Rooney accepts bad language charge but appeals ban
Manchester United striker Wayne Rooney on Tuesday accepted a Football Association charge after swearing into a television camera, but will challenge the severity of his two-match ban.
In United's victory over West Ham in the Premier League on Saturday, Rooney scored a rapid-fire hat trick before swearing into the camera during the goal celebrations.
''Rooney has today admitted a charge for the use of offensive, insulting and/or abusive language,'' the FA said in a statement. ''However, Rooney has submitted a claim that the automatic penalty of two games is clearly excessive. A commission will hear the submission tomorrow (Wednesday).''
If Rooney's claim fails he runs the risk of having a suspension that currently includes Saturday's league match with Fulham and the following week's FA Cup semifinal with Manchester City extended.
Gordon Taylor, who is chief executive of the players' union, has questioned the FA's decision to charge Rooney.
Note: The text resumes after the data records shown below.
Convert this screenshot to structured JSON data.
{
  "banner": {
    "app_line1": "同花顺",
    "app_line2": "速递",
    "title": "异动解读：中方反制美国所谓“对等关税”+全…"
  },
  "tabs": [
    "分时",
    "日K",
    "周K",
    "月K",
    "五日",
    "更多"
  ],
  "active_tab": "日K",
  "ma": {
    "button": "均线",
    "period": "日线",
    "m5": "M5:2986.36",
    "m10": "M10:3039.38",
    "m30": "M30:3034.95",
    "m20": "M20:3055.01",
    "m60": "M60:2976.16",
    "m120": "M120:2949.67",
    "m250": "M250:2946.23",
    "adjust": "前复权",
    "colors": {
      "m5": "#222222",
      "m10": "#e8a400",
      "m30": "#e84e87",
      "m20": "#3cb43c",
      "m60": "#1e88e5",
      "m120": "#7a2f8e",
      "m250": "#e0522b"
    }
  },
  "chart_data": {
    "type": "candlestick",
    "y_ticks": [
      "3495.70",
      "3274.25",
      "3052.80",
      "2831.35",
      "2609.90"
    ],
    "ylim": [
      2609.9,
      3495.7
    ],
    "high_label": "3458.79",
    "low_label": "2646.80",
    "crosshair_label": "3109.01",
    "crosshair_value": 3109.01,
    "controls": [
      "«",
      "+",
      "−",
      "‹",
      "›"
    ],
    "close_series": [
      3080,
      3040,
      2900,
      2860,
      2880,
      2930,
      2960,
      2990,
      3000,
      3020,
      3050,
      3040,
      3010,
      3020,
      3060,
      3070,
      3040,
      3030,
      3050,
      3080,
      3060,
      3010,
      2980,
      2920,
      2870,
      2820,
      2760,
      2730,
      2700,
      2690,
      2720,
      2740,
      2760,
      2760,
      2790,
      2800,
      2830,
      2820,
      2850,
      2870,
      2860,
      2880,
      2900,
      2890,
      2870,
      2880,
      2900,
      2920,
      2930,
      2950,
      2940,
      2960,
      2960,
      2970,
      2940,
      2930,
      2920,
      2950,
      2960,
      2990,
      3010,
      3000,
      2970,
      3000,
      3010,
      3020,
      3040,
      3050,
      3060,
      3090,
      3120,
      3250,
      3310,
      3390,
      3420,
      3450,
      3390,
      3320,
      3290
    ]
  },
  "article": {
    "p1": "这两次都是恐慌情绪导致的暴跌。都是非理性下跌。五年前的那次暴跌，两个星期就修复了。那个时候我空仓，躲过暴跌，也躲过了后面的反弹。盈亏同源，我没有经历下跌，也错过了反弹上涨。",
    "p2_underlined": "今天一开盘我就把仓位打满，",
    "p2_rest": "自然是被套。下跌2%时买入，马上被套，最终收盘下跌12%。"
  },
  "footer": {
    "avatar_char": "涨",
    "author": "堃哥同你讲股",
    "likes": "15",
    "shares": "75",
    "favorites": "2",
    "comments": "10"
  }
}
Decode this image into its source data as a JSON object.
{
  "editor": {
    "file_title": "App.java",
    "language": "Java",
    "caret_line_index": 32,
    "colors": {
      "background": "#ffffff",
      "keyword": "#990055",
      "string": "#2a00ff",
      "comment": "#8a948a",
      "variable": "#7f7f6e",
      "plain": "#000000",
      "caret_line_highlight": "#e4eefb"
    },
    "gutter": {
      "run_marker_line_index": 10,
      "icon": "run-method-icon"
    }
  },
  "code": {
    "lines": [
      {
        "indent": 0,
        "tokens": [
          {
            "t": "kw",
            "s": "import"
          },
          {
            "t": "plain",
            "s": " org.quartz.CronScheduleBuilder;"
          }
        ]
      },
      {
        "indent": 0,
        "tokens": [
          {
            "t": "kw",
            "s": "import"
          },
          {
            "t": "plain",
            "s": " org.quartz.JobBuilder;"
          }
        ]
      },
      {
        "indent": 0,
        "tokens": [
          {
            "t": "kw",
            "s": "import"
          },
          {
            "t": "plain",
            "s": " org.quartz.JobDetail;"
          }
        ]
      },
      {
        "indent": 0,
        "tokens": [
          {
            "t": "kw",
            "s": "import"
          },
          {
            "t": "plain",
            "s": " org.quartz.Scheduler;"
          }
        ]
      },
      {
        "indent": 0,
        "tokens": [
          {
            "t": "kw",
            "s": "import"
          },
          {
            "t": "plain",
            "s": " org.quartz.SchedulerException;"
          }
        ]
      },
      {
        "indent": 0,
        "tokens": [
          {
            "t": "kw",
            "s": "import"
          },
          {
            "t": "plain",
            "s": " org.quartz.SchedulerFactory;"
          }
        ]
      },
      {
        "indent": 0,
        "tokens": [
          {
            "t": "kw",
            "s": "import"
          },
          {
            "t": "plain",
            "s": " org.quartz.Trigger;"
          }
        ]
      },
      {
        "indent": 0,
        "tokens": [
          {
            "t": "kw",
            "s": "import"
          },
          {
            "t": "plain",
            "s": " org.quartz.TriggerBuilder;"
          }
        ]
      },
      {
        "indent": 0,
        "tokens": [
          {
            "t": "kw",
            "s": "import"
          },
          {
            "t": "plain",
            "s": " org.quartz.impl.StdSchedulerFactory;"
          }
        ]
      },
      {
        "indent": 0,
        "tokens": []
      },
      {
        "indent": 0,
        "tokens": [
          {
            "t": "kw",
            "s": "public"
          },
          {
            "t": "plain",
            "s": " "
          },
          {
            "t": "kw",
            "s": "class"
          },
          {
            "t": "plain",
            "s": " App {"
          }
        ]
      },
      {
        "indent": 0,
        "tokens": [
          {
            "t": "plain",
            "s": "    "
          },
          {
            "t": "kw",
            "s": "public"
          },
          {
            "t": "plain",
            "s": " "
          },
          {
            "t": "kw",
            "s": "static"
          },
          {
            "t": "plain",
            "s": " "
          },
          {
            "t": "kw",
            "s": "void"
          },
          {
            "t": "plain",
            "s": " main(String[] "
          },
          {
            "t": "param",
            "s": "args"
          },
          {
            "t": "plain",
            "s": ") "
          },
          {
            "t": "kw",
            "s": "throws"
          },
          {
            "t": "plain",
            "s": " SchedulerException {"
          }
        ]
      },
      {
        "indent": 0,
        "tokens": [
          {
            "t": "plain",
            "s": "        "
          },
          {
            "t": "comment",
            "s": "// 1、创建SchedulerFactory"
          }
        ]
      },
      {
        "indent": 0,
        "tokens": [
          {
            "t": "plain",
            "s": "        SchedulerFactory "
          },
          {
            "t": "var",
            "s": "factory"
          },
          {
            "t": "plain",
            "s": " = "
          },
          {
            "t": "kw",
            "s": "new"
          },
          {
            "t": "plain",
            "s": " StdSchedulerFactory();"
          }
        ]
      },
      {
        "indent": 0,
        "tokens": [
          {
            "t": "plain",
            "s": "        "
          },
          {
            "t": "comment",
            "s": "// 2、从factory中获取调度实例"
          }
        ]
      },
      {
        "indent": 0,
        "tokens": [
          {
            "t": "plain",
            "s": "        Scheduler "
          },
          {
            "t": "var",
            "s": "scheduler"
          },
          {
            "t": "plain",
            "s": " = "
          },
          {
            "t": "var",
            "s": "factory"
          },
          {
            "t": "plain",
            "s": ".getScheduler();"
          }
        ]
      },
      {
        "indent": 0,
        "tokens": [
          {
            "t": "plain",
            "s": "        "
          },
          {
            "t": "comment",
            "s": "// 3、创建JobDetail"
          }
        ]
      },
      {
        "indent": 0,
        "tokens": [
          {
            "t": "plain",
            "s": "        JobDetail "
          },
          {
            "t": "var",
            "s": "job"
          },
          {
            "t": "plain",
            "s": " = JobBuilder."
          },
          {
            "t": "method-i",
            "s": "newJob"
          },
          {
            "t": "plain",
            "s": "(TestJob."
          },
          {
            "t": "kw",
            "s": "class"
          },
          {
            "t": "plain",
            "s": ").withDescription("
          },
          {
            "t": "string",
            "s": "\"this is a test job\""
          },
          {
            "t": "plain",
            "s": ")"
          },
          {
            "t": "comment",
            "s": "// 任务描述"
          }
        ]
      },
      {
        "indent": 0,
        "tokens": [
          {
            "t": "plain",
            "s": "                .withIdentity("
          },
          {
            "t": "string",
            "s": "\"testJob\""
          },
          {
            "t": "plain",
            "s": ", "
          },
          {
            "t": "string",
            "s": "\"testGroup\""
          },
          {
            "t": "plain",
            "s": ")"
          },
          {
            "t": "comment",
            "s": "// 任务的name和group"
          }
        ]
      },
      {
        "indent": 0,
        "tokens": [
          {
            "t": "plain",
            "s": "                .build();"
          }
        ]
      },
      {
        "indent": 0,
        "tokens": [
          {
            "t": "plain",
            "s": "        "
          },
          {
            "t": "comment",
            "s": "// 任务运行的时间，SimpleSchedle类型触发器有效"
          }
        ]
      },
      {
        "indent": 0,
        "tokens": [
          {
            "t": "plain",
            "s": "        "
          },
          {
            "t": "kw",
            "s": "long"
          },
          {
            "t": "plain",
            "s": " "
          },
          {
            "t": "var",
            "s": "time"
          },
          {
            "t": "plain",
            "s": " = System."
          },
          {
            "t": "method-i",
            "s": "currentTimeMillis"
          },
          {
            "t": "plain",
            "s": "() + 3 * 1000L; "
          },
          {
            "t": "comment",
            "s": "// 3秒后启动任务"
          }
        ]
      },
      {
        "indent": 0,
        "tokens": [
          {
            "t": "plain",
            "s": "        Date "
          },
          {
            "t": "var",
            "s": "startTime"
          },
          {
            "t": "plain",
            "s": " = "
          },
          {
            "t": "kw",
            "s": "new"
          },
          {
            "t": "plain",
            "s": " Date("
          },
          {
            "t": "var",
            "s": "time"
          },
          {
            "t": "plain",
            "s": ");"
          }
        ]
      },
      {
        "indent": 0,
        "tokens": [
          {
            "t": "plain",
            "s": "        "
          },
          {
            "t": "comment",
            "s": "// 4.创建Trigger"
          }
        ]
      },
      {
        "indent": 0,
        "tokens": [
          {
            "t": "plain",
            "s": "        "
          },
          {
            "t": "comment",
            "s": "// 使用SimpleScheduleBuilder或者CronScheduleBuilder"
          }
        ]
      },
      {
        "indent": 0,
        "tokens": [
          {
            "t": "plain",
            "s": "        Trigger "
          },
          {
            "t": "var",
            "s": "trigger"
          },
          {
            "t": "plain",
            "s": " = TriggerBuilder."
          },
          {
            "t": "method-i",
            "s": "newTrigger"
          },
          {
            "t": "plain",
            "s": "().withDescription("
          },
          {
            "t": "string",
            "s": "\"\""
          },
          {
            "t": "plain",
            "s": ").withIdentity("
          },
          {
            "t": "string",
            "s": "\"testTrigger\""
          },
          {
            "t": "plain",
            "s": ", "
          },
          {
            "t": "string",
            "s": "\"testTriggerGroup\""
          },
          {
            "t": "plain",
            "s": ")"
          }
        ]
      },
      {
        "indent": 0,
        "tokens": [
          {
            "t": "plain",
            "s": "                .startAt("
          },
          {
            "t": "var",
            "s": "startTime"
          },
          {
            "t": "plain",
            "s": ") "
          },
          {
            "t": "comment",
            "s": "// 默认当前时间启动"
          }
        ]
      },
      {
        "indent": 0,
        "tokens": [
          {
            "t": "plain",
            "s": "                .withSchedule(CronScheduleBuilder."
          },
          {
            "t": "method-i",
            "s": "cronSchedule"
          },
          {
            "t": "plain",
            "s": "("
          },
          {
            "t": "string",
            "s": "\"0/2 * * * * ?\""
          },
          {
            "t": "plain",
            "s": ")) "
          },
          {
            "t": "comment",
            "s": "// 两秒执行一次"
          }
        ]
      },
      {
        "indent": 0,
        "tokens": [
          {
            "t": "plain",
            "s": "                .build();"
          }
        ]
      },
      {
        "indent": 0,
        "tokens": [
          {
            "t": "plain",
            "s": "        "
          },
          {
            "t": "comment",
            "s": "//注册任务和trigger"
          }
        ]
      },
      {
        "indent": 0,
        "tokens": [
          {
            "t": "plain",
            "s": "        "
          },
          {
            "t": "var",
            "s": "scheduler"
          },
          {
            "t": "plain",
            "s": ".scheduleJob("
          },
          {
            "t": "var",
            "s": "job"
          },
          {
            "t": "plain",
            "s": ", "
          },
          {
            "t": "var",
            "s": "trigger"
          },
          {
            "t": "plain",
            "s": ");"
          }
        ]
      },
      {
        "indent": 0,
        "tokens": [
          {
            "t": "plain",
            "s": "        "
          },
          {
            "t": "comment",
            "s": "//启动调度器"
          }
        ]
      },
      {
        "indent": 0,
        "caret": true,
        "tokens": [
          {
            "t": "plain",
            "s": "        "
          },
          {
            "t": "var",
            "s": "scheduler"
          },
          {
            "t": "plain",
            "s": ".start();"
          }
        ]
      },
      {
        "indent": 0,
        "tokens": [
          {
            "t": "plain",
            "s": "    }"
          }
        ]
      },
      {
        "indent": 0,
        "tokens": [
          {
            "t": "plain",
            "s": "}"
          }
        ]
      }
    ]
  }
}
''Whilst the use of foul and abusive language is not condoned, there is an acceptance by all parties within the game that 'industrial language' is commonly used,'' Taylor said. ''It becomes an issue when directed towards match officials. However, when used in a spontaneous way in celebration or frustration then it is not normally expected to merit a sanction.
''If sanctions are to be imposed in such circumstances then this has to be done in a balanced and consistent manner, and participants made aware of this fundamental change in approach.''
The charge was described on the Professional Footballers' Association website as being ''unprecedented'' and - if upheld - would set a ''dangerous precedent'' leading to a greater number of players being dismissed.